Plane stowaway gets jail for probation violation
LOS ANGELES -- A woman who authorities say flew from San Jose to Los Angeles without a ticket was sentenced to jail Wednesday after admitting she violated her probation by returning to the LA airport.
Marilyn Jean Hartman, 62, was sentenced to 177 days in jail for going back to the Los Angeles International Airport last week and wandering through the terminals after a judge ordered her to stay away from the facility, said Frank Mateljan, spokesman for the LA city attorney’s office.
Hartman previously made repeated attempts to sneak aboard flights at other airports, according to authorities.
Airport police spotted her at LAX without a ticket last Thursday, a day after a judge placed her on probation for two years for sneaking aboard the Southwest Airlines flight from San Jose to Los Angeles.
At the Mineta San Jose International Airport, Hartman had tried at least three times to get to a plane before she finally went past a security screener who was busy checking a family’s documents, law enforcement officials said.
Her boarding status was discovered once the Southwest flight landed in Los Angeles, the officials said.
Hartman later pleaded no contest to a misdemeanor count of willfully and unlawfully entering Los Angeles as a stowaway on an aircraft. A judge ordered her to stay away from LAX unless she had a valid ticket.

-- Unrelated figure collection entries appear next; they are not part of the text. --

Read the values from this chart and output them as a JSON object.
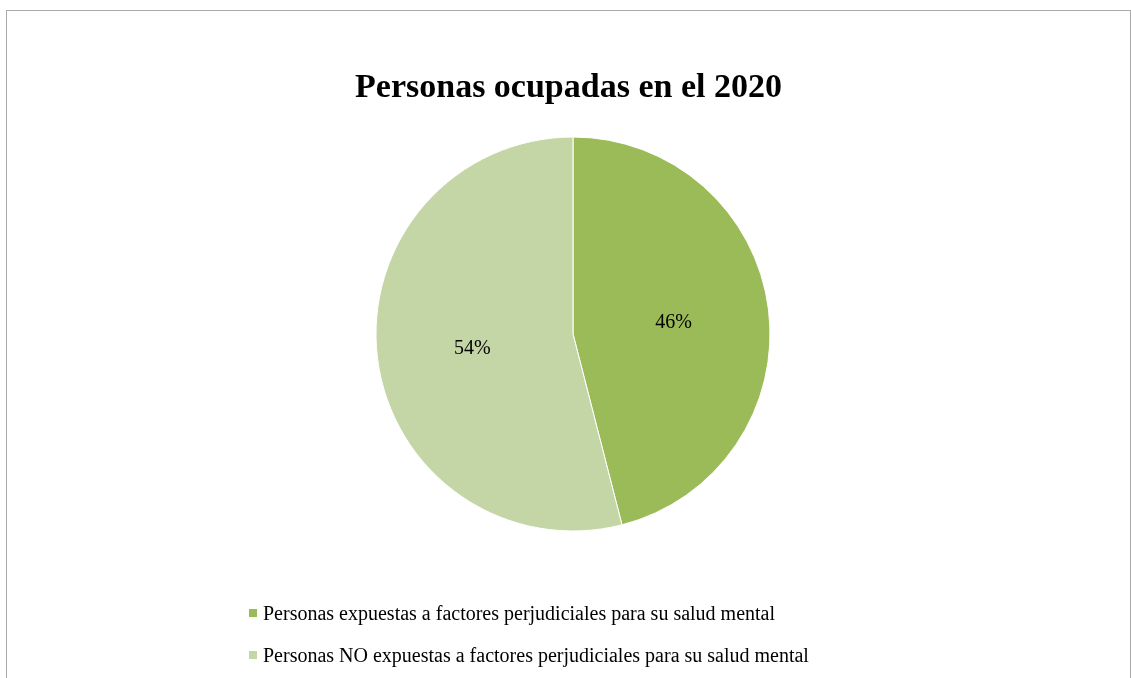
{
  "chart_data": {
    "type": "pie",
    "title": "Personas ocupadas en el 2020",
    "categories": [
      "Personas expuestas a factores perjudiciales para su salud mental",
      "Personas NO expuestas a factores perjudiciales para su salud mental"
    ],
    "values": [
      46,
      54
    ],
    "colors": [
      "#9bbb59",
      "#c4d6a6"
    ],
    "value_labels": [
      "46%",
      "54%"
    ],
    "legend": "bottom"
  }
}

Outside the courthouse last week, Hartman said she would never try to sneak onto a plane again. "It was stupid, and it is something I don’t want to repeat," she said.
But Airport Police Chief Patrick Gannon said he had a feeling the woman "with a fixation on flying" would return to LAX, so police passed out fliers with her picture.

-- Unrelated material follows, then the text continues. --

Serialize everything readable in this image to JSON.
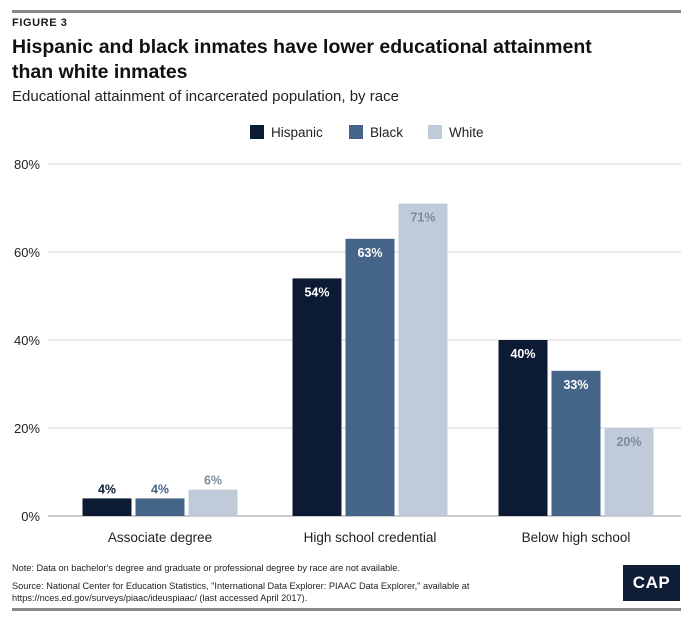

In February, Hartman was sentenced to 18 months’ probation in San Mateo County after being arrested for attempting to board three Hawaii-bound flights at the San Francisco International Airport on three separate days.
Her breach of security at the San Jose airport caused federal officials and the airline to launch investigations. It also prompted criticism of the airport in light of the trespassing of a teenage boy who stowed away in the wheel well of a Hawaiian Airlines flight and survived the arduous journey to Maui.